Ma nuit en tente : langue partout, même entre mes fesses
C’était il y a trois jours, en camping sauvage à la plage. La nuit tombait, l’air salé collait à la peau. On avait picolé des vodkas au poivre, dévoré des beignets trop gras. Mon cœur battait fort dans la tente. Lui, un mec rencontré au feu de camp, brun, musclé, regard coquin. On s’est glissés sur le matelas pneumatique qui grinçait sous nos corps.
— Tu serais prêt à le faire ? je lui ai demandé, le front en sueur, cheveux collés aux tempes.
Les baisers salés et les odeurs enivrantes
— Quoi donc ?
— Ce que j’aime… La langue. Partout. Même là où les mecs osent pas.
— C’est-à-dire ?
— Entre mes petites fesses bien rondes.
Il a souri, l’air surpris mais excité. J’ai enlevé mon tee-shirt noir d’un coup sec, froissement du tissu. Mon short bleu a suivi, la petite culotte noire dans ma main. Je l’ai agitée sous son nez. On a rigolé. Odeur intime, mélange de sueur et d’excitation.
Ses lèvres sur les miennes, chaudes, humides. Goût d’alcool et de beignets frits, huile recuite, sucre. Nos dents claquent, langues qui dansent, se battent. Salive qui coule sur mon menton. Il mordille mon cou, sel de mer sur sa langue. Je gémis, un souffle rauque. Ses doigts derrière mes oreilles, perles de transpiration, parfum musqué.
Je m’allonge sur le ventre, joue contre le matelas moite. Il lèche mon dos, racine des cheveux emmêlés. Odeur de sel partout. Puis plus bas. Sa langue s’arrête à la vallée de mes fesses. Il hésite… Non, il plonge. Nez entre les deux monts ronds. Chaud, humide, serré. Goût acre, interdit. J’agite les hanches, tends mon cul vers lui.

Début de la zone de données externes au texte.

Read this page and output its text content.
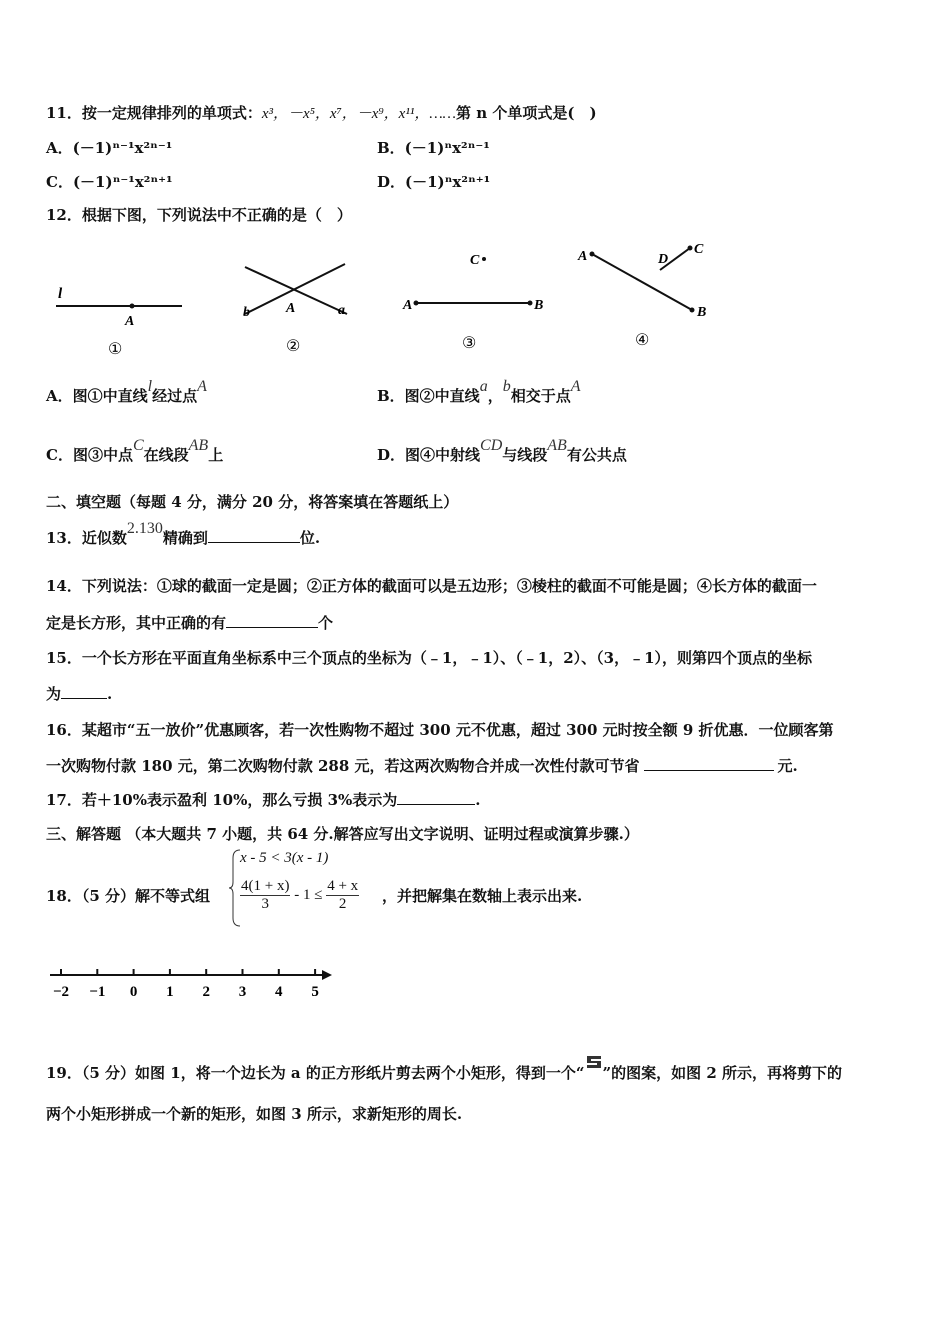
11．按一定规律排列的单项式：x³，－x⁵，x⁷，－x⁹，x¹¹，……第 n 个单项式是(　)
A．(－1)ⁿ⁻¹x²ⁿ⁻¹	B．(－1)ⁿx²ⁿ⁻¹
C．(－1)ⁿ⁻¹x²ⁿ⁺¹	D．(－1)ⁿx²ⁿ⁺¹
12．根据下图，下列说法中不正确的是（　）
l
A
①
b	A	a
②
C
A	B
③
A	D
C
B
④
A．图①中直线l经过点A
B．图②中直线a，b相交于点A
C．图③中点C在线段AB上	D．图④中射线CD与线段AB有公共点
二、填空题（每题 4 分，满分 20 分，将答案填在答题纸上）
13．近似数2.130精确到	位.
14．下列说法：①球的截面一定是圆；②正方体的截面可以是五边形；③棱柱的截面不可能是圆；④长方体的截面一
定是长方形，其中正确的有	个
15．一个长方形在平面直角坐标系中三个顶点的坐标为（﹣1，﹣1）、（﹣1，2）、（3，﹣1），则第四个顶点的坐标
为	.
16．某超市“五一放价”优惠顾客，若一次性购物不超过 300 元不优惠，超过 300 元时按全额 9 折优惠．一位顾客第
一次购物付款 180 元，第二次购物付款 288 元，若这两次购物合并成一次性付款可节省	元.
17．若＋10%表示盈利 10%，那么亏损 3%表示为	.
三、解答题 （本大题共 7 小题，共 64 分.解答应写出文字说明、证明过程或演算步骤.）
18．（5 分）解不等式组
x - 5 < 3(x - 1)
$\frac{4(1 + x)}{3} - 1 \le \frac{4 + x}{2}$ ，并把解集在数轴上表示出来.
−2 −1 0 1 2 3 4 5
19．（5 分）如图 1，将一个边长为 a 的正方形纸片剪去两个小矩形，得到一个“ ”的图案，如图 2 所示，再将剪下的
两个小矩形拼成一个新的矩形，如图 3 所示，求新矩形的周长.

— Vas-y… murmuré-je, agrippant le tissu froissé.
L’exploration interdite et l’explosion de plaisir
Sa langue force, du haut vers le bas. Écarte mes fesses. Je sursaute, un frisson électrique. C’est sale, intense, bon. Il lèche, aspire. Un doigt téméraire pousse. Je serre, gémis fort. Sa main vient calmer la mienne qui proteste.
On pivote. Il embrasse mon visage, mes épaules frêles. Mes cuisses ruissellent, cyprine qui coule. Il descend, langue sur ma chatte trempée. Goût salé-doux. Je cambre, murmure :
— Préservatif…
Il refuse d’abord, capture ma langue. Sueur qui se mélange, corps qui fusionnent. Son sexe dur contre mon ventre. Il entre d’un coup. Gémissement aigu, déchirure légère. Aïe ! Du sang file, fluides chauds. Il navigue dedans, ventre contre ventre.
— Capote ! je jappe, tirant ses cheveux.
Il sort, tendu, gluant. J’insiste, il enfile. Replonge. Mes jambes s’emmêlent aux siennes. Entrée-sortie rythmée, matelas qui soupire. Ses mains sur mes épaules, me plaque. Je fixe ses yeux dans la pénombre, bleus intenses. Tension monte, cuisses qui serrent.
Je jouis sans un mot. Corps qui se contracte, extrême. Griffes dans son dos, peau qui saigne. Il continue, sursauts. Éjacule enfin, brûlant à travers la capote. On halète, sueur partout. Baisers tendres, larmes sur mes joues qu’il lèche.
Je tremble encore, ventre dur, cœur fou. Gluant de nous, de sperme imaginaire, de sang. Il descend, langue sur mes cuisses visitées. Odeur de sexe cru. Reine orgasmique, perdue dans le plaisir. Magique.